Rain began falling at 5:30 pm (local time) on Saturday and stopped only around 9:30 on Sunday morning, with the peak of the storm in the middle of the night, around 3:30 am.
Reports said the water level reached as high as 1.5 metres (five feet) in some of the affected areas, which were being combed by Macedonia's police and army for survivors and other victims.
Especially badly hit were villages on the outskirts of the capital including Smilkovci, Singelic, Stajkovci and Aracinovo.
"Everything was a mess. Televisions, the fridge, the sofa, everything was floating... It was a nightmare," said Baze Spriovski, a 43-year-old in Singelic, who remained without electricity.
Macedonia's weather service said 93 litres per square metre fell in two hours on Skopje, equivalent to the average for an entire month of August.
Meteorologists said more than 800 lightning strikes were recorded in the first two hours of the storm, which went on for about five hours in total.
"There were thunderbolts with lightning almost every second.
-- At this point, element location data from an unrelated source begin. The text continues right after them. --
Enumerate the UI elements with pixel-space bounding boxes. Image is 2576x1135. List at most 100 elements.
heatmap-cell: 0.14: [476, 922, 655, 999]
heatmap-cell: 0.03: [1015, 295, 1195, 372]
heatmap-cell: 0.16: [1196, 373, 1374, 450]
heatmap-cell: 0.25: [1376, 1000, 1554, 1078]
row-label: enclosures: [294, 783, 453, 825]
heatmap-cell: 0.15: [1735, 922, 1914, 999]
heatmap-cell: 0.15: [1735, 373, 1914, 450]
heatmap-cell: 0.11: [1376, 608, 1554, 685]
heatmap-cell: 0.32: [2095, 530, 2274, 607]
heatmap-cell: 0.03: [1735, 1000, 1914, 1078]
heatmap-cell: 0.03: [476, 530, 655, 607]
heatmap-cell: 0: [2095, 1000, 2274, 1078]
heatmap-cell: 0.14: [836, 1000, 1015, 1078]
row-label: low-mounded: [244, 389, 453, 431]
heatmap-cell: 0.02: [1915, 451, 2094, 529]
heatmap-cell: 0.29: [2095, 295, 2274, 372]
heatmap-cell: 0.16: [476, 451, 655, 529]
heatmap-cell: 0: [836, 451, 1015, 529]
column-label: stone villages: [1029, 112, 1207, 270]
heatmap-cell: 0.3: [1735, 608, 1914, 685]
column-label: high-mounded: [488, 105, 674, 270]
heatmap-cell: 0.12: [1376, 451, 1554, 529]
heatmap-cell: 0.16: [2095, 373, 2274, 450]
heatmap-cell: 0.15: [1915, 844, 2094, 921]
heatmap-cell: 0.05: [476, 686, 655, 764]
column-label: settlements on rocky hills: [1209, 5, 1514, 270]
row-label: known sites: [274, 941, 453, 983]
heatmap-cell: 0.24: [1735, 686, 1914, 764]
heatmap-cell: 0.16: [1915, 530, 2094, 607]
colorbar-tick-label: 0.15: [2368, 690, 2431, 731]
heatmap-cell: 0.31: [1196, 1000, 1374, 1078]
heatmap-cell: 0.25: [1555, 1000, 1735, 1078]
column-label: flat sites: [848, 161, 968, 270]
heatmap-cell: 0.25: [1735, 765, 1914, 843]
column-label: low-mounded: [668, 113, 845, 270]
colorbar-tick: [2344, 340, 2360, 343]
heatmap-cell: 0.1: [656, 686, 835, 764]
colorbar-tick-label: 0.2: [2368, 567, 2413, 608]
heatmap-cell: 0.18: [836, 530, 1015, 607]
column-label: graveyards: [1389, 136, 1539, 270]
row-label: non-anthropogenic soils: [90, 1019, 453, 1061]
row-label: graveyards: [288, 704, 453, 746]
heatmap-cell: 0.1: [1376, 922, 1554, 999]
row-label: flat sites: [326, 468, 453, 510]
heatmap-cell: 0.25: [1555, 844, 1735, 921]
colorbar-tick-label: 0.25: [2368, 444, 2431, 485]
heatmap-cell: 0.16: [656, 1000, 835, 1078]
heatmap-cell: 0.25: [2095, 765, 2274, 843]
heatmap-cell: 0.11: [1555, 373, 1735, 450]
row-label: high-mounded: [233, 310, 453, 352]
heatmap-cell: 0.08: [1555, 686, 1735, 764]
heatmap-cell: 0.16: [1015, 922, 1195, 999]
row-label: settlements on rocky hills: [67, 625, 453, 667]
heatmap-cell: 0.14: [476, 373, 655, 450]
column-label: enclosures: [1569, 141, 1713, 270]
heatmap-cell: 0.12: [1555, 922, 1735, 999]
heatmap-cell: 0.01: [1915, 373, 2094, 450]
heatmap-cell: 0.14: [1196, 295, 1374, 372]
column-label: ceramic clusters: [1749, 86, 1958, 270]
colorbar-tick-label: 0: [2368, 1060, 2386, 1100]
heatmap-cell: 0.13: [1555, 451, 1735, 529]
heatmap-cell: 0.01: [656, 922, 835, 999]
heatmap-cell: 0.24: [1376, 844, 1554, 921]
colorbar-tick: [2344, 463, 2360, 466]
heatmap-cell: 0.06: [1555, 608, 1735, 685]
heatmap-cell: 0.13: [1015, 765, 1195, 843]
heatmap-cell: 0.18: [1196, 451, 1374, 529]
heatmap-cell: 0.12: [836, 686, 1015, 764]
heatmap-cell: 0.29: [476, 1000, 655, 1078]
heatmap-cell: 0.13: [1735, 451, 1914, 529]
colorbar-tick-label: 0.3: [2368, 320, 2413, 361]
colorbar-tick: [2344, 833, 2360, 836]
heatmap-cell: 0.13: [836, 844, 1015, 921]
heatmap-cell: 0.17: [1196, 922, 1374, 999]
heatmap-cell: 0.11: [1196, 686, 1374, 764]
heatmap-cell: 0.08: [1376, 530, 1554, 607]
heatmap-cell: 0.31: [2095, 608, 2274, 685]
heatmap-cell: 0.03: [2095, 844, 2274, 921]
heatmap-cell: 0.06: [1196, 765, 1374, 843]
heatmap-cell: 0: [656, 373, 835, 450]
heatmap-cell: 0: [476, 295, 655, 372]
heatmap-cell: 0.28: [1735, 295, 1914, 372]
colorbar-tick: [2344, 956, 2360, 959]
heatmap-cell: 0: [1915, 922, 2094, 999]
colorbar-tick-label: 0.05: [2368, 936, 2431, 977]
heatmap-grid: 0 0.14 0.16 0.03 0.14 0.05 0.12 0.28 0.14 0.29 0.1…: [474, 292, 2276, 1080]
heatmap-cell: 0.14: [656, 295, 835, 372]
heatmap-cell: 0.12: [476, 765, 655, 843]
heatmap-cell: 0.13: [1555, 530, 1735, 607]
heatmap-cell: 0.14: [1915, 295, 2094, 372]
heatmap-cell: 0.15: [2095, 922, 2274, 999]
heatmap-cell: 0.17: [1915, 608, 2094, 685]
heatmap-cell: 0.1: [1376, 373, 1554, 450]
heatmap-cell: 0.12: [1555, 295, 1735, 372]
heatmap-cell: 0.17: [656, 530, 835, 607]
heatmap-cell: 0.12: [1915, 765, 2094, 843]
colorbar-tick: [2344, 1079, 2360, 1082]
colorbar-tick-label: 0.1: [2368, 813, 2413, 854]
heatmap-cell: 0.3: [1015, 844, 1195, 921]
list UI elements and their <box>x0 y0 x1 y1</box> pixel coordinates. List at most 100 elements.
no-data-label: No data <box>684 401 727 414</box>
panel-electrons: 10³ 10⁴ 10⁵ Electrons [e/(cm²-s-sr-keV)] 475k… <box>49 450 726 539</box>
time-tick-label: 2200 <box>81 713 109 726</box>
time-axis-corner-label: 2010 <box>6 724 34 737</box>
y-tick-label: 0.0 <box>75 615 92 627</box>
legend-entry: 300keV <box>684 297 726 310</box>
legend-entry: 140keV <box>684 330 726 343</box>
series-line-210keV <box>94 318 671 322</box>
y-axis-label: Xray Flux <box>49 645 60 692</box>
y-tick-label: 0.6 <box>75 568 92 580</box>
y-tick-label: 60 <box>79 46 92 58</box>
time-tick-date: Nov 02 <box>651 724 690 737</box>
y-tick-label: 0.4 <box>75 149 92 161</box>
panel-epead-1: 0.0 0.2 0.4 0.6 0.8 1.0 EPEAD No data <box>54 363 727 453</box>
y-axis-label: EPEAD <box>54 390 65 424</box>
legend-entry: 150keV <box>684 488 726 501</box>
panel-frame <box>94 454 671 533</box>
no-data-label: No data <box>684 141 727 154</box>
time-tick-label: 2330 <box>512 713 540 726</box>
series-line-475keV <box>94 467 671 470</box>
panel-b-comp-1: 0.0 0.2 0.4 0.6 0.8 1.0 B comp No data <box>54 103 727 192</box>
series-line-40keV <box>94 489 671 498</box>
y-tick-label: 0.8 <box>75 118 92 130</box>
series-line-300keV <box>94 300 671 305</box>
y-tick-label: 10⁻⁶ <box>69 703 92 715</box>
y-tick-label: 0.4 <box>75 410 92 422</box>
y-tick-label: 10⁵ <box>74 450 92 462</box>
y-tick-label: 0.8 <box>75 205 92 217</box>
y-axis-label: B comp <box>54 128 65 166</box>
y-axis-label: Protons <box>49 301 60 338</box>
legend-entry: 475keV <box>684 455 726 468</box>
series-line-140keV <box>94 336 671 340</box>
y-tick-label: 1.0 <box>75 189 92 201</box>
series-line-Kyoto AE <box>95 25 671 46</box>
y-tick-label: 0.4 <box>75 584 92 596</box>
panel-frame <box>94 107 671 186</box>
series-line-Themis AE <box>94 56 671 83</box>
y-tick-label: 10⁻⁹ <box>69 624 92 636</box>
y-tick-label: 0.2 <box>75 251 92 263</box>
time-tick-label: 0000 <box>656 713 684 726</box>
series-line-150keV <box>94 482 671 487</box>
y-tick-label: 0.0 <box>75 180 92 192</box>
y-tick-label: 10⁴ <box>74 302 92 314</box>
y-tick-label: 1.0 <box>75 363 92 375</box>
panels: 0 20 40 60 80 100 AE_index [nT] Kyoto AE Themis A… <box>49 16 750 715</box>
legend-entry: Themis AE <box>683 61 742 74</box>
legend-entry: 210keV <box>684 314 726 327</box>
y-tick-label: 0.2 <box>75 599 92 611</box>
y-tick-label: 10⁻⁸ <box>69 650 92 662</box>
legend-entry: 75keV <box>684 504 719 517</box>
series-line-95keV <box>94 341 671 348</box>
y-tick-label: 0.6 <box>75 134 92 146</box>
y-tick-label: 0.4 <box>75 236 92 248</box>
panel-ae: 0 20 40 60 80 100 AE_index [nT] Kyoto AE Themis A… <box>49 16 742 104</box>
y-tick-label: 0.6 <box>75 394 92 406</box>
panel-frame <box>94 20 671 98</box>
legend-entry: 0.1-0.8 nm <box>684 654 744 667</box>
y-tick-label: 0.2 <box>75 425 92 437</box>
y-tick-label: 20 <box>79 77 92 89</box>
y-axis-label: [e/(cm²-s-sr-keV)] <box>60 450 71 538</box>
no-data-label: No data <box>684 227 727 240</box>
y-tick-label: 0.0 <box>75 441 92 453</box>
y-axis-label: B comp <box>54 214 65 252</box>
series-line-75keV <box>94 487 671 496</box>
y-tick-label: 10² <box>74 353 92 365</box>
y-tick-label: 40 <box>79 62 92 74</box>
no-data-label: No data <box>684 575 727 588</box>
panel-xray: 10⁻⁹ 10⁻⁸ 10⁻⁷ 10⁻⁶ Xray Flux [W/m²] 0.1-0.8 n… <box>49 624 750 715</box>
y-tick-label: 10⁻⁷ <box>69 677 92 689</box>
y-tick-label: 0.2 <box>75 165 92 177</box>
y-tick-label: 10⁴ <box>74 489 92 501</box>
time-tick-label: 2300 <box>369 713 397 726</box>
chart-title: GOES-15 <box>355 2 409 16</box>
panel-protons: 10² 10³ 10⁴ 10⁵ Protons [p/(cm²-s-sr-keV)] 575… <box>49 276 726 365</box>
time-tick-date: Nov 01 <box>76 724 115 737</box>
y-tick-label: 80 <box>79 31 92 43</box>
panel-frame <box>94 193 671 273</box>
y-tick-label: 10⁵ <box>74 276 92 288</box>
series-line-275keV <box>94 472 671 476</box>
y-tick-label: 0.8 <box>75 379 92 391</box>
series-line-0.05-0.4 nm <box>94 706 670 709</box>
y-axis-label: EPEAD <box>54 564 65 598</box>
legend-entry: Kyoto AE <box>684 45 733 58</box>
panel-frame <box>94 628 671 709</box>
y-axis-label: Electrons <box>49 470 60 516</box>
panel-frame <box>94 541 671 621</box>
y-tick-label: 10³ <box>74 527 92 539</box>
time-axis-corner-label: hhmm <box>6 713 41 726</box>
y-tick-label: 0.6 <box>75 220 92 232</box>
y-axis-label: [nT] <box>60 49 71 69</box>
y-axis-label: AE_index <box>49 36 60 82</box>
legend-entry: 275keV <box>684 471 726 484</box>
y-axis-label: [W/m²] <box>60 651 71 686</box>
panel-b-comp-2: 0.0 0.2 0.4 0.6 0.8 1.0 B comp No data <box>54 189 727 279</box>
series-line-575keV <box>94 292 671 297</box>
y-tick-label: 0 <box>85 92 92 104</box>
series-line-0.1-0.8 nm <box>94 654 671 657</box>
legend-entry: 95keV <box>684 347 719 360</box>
It was really horrific," said Biljana Joneska, 62, in Skopje.
Municipal authorities urged people to avoid going out in the streets, especially driving, with several roads of the capital still flooded and traffic interrupted on the city's ring road.
Severe thunderstorms also affected the holiday spot of Lake Ohrid in the southwest.
Skopje previously suffered disastrous flooding in 1962, a year before a huge earthquake that almost destroyed the city.
In the spring of 2014, the Balkans region was hit by its worst floods in more than a century, which left 47 people dead in Serbia and Bosnia.